Cologne’s unconventional beer gardens
Summer! Normally, the term conjures up sun, sand and beach. Yet how could a visit to a sunny beergarden make any less sense? Travel blogger and writer Ralf Johnen ventures deep into Cologne’s veedels and even goes so far as the Grüngürtel to introduce you to his favourite outdoor hangouts.
Seaside Garden at Club Astoria
If you’re lucky enough to grab a beach lounger in the front row, leave the local office workers to discuss business or the latest grape harvest in the rows behind you –simply relax and let your gaze wander over the Adenauerweiher pond in front of you. The bar list comprises the city’s best Kölsch varieties, tasty pilsner beer and good wines, along with alcohol-free ginger-orange lemonade and passionfruit spritzers for the healthy-minded (or indeed any underage children). Seaside Garden is known for its attentive service and quiet location off the beaten urban track, so visitors go into holiday mode very quickly. In other words, once ensconced in that beach lounger you won’t want to leave any time soon, especially once you discover the yummy dishes served straight from the restaurant kitchen on site.
After a thorough refurbishment, the Flora botanic gardens have returned to the list of Cologne’s prime hangouts. Not just because of the gorgeous horticultural space – there’s also the small matter of what is probably Cologne’s most original beer garden (whose name translates to “Thanks to Augusta”). An afternoon or evening here goes a little bit like this: you walk up to the counter and order some appetising snacks (served in glass jars), such as carrot-apricot salad or potato soup. Then you follow up with your favourite beer or a bottle of yummy organic rosé wine. Once you’ve paid up, you’re handed a lovingly packed picnic basket and take it over to one of the many tables on the patio. It doesn’t get much better than this. And why Augusta? Well, she was the wife of Prussian king Wilhelm I, who took over the patronage of the construction and maintenance of the botanic gardens in 1863. So now you know.
Schillplatz in Nippes
Strictly speaking, Schillplatz to the north of the city centre shouldn’t be on this list because it’s not a beer garden, but one of the prettiest squares in the city. Surrounded by gorgeous turn-of-the-century townhouses and shaded by old trees, Schillplatz has become a popular place for beer garden-style gastronomic outfits. My favourite is Morio, actually a wine bar, offering the pleasant side-effect of being able to order a gewürztraminer or muscatel in addition to the regular local beers – and to enjoy it al fresco.
Schillstraße 12, 50733 Cologne
Daily from noon. Beer garden open until 10:30 pm.

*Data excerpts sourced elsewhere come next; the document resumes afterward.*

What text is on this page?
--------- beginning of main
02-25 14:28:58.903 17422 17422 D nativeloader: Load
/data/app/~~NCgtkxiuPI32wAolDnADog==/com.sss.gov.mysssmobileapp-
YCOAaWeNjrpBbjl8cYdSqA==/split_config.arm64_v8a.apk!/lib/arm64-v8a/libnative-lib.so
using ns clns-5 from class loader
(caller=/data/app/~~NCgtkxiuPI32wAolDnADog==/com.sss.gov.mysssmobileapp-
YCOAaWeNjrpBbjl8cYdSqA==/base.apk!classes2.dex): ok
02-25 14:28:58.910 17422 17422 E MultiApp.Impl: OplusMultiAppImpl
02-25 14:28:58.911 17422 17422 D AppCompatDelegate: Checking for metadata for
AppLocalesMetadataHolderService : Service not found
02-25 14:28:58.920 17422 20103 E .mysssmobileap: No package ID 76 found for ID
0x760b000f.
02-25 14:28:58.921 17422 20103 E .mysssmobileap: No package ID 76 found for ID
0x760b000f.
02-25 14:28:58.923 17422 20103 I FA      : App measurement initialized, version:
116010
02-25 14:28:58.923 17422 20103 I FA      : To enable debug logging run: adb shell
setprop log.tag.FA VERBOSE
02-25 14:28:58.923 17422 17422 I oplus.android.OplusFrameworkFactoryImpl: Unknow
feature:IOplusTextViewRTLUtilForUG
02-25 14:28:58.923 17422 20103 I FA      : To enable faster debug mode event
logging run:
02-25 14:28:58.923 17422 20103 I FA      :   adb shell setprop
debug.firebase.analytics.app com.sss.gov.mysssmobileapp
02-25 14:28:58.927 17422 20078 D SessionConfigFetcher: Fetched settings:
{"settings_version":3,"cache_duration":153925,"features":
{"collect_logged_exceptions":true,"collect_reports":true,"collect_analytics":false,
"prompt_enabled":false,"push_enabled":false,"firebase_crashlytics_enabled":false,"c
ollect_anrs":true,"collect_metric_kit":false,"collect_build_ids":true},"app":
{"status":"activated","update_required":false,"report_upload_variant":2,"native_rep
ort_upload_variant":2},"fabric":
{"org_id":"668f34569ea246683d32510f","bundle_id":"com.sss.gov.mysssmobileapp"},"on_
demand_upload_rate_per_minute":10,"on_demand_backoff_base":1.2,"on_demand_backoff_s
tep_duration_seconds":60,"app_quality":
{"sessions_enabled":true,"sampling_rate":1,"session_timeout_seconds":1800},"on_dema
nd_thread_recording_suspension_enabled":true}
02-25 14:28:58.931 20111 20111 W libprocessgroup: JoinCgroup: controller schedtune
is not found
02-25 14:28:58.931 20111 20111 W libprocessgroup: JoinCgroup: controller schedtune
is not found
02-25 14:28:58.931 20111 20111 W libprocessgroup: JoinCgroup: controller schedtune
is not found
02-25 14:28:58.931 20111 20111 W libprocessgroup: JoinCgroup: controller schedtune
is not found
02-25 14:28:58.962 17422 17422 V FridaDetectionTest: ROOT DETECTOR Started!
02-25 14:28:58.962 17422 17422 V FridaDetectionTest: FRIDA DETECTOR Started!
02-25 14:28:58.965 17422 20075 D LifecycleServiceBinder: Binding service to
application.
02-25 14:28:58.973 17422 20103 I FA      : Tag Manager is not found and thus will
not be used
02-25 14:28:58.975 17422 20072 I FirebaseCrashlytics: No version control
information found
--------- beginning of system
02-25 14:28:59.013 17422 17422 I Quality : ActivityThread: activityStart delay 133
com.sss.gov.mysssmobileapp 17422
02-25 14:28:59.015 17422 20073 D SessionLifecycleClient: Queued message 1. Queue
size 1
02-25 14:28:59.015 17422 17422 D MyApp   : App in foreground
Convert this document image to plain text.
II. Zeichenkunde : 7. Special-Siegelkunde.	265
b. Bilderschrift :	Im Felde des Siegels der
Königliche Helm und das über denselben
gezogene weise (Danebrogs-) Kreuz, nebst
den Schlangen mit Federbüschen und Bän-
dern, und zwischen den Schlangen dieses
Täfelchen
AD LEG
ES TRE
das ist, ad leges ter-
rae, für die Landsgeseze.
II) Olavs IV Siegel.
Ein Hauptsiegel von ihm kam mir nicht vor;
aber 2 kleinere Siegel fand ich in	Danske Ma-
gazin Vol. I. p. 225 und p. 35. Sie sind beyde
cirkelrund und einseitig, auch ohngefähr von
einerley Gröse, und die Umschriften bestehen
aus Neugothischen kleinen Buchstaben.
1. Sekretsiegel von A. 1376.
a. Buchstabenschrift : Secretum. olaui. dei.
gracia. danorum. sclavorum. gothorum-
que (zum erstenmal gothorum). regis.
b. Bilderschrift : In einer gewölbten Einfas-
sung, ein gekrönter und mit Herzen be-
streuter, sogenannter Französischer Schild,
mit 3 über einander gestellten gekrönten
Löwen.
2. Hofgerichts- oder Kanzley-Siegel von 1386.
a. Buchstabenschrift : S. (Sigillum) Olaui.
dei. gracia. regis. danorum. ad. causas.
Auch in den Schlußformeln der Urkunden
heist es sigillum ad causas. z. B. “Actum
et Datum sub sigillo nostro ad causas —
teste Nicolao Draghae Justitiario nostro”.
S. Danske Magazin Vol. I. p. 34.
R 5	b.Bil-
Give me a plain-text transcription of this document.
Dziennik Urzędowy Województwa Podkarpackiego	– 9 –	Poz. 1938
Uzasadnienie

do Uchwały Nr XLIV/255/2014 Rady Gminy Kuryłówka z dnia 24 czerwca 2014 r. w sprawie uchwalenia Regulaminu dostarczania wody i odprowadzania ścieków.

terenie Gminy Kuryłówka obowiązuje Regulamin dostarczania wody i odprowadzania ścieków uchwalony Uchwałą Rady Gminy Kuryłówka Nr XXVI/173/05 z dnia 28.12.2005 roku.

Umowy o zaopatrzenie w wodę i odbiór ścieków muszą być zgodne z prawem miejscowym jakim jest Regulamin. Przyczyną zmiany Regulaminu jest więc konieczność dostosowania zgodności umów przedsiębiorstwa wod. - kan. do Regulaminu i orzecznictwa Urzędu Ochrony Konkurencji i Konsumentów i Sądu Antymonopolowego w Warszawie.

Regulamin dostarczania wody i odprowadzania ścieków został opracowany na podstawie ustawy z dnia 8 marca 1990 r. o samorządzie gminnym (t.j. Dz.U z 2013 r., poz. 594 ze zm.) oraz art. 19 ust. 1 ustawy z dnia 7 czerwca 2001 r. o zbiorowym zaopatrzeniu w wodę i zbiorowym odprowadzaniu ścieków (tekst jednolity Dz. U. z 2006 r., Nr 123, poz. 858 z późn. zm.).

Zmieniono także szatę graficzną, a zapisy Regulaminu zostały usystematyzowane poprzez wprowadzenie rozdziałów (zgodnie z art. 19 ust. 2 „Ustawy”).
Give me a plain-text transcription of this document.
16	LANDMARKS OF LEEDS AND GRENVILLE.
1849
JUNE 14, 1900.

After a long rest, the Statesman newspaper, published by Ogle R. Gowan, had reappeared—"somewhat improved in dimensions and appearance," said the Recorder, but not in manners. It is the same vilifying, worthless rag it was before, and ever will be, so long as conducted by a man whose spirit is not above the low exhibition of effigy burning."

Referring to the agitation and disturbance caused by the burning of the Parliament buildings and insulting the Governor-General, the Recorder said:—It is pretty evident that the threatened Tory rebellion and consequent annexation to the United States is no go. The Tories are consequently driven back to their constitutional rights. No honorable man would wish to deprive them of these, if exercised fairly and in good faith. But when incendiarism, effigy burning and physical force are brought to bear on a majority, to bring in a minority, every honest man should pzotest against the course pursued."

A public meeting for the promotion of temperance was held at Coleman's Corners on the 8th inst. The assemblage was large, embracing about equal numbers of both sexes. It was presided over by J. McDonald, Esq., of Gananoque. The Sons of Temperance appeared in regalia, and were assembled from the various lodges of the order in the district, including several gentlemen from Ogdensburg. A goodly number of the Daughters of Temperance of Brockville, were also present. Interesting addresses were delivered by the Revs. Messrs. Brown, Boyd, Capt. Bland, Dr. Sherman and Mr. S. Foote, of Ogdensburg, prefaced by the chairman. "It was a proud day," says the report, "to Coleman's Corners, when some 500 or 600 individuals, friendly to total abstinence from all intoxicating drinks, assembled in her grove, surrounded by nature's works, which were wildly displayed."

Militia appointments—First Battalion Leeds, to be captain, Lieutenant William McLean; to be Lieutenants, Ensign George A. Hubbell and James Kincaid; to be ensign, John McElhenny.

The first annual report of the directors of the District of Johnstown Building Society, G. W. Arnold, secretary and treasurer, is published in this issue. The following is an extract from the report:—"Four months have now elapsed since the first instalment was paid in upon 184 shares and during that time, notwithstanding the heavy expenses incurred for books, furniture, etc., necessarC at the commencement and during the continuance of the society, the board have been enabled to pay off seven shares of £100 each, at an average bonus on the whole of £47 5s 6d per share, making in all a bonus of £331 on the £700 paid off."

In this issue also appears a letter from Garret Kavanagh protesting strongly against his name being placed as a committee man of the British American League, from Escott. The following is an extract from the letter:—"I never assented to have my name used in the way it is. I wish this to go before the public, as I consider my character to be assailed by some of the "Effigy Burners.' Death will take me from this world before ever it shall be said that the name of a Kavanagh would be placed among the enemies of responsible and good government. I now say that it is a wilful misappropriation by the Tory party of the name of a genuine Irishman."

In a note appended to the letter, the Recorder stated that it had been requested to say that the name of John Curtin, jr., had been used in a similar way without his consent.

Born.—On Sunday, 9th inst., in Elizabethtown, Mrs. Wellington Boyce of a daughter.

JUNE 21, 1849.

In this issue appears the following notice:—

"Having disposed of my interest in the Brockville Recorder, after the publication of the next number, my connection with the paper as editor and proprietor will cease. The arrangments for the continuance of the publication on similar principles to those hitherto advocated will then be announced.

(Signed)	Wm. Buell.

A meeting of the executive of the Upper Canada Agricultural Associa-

Beer garden in Blücherpark
Cologne is a surprisingly green city, once you look closely. A real jewel in the city’s green crown is Blücherpark in Ehrenfeld, which is a little reminiscent of a palatial garden. This is a prime place to while away a summer’s evening, starting off with a half-hour of gentle rowing on the pond before retreating to the pretty beer garden by the water’s edge. Views include baby swans in search of a place to cool off at dusk and the beautifully maintained beds of roses on the city side of the park. Tasty Kölsch, a solid wine list and a selection of snacks make this a great place to end the day.
Die-hard Europeans might find Alteburg a little disconcerting these days – as you walk in, you can’t miss the prominent original London Underground sign on the wall. Although one is quickly distracted from Sloane Square and any nasty Brexit aftertaste this may have triggered by another kind of island at the centre of this colourfully illuminated space: the bar serving a continuous stream of on-tap Kölsch. A generous space for around 170 guests, Alteburg is a prime spot to soak up some real Südstadt atmosphere. This is where Cologne’s cosmopolitans congregate of an evening to chat with neighbours and strike up new friendships.